Edwin G. ("Duke") Johnson (Teacher)

Edwin G. (Duke) Johnson (Teacher)

Edwin G. Johnson, Ex-Teacher, Dead

Edwin G. Johnson, a retired Batavia High School history teacher, was found dead on May 5, 1975 in a trailer in Canandaigua in which he lived a “hermit-like” existence.

Reports from Canandaigua today,  however, discounted stories which indicated that Mr. Johnson had left a huge fortune, although final accountings may indicate that he had considerable savings bonds in banks.

Ontario County Surrogate’s Court is being asked to rule on writings which were found in the trailer naming on a percentage basis who should share in his estate, according to Canandaigua sources.

Although written on paper and found in the trailer, it was not certain that the handwriting would be construed or admitted to probate as a will. A cousin has been appointed administrator of the estate and a Canandaigua attorney is serving the estate.

Mr. Johnson came to Batavia in 1929 and taught for thirty years. He was a graduate of the University of Rochester and of Canandaigua Academy, that city’s high school..

Although Mr. Johnson’s age was given as 73, the records in the Board of Education office in Batavia listed him as born in 1904, which would have made him 71.

Because Mr. Johnson had apparently been dead for two days before he was found, his death was investigated by the Ontario County district attorney’s office before a ruling of natural causes was given. Mr. Johnson had lived downtown earlier and fought eviction attempts to take his home for the creation of a parking lot. He had been janitor at a church in recent years.
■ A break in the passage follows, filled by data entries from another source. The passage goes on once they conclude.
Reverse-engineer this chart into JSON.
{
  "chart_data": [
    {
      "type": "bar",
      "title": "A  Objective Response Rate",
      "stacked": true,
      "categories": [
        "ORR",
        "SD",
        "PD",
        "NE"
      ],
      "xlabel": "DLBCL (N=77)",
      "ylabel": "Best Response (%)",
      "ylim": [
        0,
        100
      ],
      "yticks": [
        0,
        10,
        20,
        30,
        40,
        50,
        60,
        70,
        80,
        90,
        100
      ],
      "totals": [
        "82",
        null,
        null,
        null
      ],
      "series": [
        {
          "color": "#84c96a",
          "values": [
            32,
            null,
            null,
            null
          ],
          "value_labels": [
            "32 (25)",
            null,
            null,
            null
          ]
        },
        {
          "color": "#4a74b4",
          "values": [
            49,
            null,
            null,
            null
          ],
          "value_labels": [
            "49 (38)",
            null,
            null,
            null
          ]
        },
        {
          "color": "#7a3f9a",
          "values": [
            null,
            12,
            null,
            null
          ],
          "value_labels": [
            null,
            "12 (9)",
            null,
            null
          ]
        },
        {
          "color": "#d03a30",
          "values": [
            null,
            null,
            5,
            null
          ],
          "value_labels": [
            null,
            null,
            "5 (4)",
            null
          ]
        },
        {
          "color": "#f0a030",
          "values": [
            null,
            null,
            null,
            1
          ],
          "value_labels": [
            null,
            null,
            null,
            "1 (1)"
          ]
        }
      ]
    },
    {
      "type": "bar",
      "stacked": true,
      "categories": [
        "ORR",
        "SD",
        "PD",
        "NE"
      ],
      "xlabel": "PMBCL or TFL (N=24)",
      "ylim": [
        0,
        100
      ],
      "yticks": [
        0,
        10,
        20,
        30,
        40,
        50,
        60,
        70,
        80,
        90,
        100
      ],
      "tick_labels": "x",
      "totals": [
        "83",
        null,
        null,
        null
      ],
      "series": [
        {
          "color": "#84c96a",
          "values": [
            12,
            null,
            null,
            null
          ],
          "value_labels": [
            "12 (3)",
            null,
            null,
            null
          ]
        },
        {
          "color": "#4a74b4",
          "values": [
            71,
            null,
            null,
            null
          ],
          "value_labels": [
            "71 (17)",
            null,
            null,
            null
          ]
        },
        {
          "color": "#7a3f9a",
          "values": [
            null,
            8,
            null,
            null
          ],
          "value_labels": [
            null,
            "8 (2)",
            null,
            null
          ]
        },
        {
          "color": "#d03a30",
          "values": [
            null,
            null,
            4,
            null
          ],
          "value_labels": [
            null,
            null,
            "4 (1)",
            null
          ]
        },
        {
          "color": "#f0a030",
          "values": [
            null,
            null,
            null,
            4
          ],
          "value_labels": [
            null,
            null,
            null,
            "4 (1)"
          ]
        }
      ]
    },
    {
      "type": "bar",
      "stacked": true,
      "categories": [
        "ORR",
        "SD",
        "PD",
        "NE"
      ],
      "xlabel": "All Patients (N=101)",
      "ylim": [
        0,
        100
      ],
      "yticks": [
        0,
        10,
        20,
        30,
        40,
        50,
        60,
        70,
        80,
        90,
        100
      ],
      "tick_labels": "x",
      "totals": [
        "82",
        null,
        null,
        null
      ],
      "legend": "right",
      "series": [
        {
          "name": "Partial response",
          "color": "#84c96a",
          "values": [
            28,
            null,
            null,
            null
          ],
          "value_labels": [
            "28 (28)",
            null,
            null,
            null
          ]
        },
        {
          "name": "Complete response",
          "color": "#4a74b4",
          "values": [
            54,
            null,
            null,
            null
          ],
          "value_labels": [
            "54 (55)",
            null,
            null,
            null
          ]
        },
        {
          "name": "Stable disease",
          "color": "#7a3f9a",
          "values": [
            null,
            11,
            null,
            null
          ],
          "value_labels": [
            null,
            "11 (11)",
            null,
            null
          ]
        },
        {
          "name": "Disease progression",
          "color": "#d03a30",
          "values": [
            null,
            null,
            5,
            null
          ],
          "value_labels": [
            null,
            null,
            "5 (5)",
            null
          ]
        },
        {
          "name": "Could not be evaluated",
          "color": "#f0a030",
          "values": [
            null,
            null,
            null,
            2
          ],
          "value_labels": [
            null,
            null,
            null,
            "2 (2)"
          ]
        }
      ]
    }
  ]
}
The trailer was reported considerably cluttered with articles and papers, through which authorities sifted and which have been cleared out by the estate.

Reports said possibly $5,000 in cash was in the trailer and that bonds in banks, representing the bulk of Mr. Johnson’s estate may reach more than $100,000, depending on final accountings.

Several cousins and a niece in Honeoye Falls are known to survive.

Retired teachers in the Batavia area who worked with Mr. Johnson during his days at the high school, now the Junior High School, recalled him as living frugally all his years here.

Whether there was mention of any of the Batavia schools or anyone in the Batavia region in the papers Mr. Johnson had drafted, and which were found in his trailer, could not be confirmed although one source believed this to be the case.